Chi sa cosa sia la qualità deve anche saperla raccontare e portarla a diventare un valore.
“Il mio impegno – dice Vincenzo – è nato inizialmente da un sentimento di rabbia per la mentalità
provinciale del Sud Italia e della Basilicata che molto spesso porta solo a chiudersi, scontrarsi e lamentarsi. Vivere per alcuni anni a Milano mi ha portato a capire che dare valore al contadino è soprattutto dargli quello che gli serve per metterlo in condizione di farsi vedere su mercati diversi.
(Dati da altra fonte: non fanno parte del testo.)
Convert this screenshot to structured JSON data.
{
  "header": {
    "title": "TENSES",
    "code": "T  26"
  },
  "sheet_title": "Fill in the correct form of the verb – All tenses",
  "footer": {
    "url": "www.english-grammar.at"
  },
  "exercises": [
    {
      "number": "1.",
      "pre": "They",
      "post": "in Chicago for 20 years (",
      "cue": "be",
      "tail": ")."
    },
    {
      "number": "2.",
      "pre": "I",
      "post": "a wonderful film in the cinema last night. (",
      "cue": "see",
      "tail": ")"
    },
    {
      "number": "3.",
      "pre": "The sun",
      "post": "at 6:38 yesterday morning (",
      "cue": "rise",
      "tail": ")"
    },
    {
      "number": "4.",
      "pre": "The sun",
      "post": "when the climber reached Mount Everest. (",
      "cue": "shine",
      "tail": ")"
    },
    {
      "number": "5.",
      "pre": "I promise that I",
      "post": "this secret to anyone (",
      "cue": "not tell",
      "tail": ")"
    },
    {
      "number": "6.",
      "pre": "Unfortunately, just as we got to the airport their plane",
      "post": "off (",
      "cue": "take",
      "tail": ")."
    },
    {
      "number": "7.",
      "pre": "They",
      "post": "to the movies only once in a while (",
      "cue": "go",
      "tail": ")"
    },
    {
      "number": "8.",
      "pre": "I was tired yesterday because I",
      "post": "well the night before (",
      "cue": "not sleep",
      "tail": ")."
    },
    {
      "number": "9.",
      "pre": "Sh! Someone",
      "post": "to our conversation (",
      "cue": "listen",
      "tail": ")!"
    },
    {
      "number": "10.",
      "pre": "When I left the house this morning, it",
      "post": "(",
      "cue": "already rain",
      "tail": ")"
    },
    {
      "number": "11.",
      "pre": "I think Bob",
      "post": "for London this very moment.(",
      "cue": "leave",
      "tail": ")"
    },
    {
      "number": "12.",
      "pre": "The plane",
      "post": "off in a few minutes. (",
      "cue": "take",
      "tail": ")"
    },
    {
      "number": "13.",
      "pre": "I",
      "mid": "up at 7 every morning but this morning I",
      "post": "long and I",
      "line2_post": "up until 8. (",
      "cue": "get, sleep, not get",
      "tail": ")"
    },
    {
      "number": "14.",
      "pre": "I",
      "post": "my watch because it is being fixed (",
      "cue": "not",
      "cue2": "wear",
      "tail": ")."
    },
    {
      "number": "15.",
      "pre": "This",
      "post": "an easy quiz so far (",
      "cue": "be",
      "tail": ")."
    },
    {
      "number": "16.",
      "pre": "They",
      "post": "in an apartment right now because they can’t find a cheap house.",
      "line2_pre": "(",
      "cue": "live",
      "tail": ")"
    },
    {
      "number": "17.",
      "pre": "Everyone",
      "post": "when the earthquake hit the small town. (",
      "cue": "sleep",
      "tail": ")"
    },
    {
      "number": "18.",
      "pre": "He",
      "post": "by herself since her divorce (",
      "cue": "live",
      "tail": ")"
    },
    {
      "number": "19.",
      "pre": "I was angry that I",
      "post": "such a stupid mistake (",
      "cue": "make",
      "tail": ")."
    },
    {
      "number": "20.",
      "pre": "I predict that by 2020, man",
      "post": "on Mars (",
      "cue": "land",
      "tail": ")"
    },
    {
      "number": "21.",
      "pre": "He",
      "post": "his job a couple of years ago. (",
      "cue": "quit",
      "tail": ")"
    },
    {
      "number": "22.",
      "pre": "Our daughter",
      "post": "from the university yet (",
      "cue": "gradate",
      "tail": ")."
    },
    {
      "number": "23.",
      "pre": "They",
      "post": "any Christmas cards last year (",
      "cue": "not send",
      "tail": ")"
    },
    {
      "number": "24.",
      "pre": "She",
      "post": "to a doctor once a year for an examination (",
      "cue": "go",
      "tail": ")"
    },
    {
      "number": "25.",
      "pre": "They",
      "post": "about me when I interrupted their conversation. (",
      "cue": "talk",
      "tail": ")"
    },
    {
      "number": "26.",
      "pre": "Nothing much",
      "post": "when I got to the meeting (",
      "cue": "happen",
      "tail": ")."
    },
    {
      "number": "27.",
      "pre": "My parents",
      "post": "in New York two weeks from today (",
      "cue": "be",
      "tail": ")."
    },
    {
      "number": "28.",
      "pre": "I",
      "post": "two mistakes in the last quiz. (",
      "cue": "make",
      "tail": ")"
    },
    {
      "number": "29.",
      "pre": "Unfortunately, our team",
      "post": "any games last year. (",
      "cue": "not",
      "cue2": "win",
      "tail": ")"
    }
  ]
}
Abbiamo la fortuna di avere a disposizione i social e il web per farci conoscere ovunque, abbiamo la possibilità di essere più forti attraverso i consorzi e i gruppi di produttori: nessuno come noi agricoltori italiani sa fare qualità, dobbiamo fare gruppo e migliorare la comunicazione.”
Sorprende questo giovane così determinato e consapevole ma, a pensarci bene, non è che il frutto di venticinque anni di passione familiare per questa terra, di miglioramento costante, di utilizzo responsabile delle risorse.
Da una famiglia nata imprenditorialmente nel campo delle costruzioni un esempio di sviluppo sostenibile. A dire il vero, girando per l’Italia ho visto negli ultimi anni molti imprenditori, venuti dalle più svariate attività, investire in agricoltura, spesso cambiare vita. Quasi tutti hanno abbracciato la filosofia del biologico e del naturale, non per moda, ma per ferma convinzione di volere fare bene per sé stessi, per i figli, per la terra.
Nel 2015 la declinazione degli SDG (Sustainable Development Goals ) delle Nazioni Unite ha individuato 17 obiettivi per trasformare in meglio il nostro mondo. Mi sembra che da noi siano da tempo applicati naturalmente, magari senza costruirci su troppi sistemi, per buon senso e per passione, il sale della nostra vita contadina.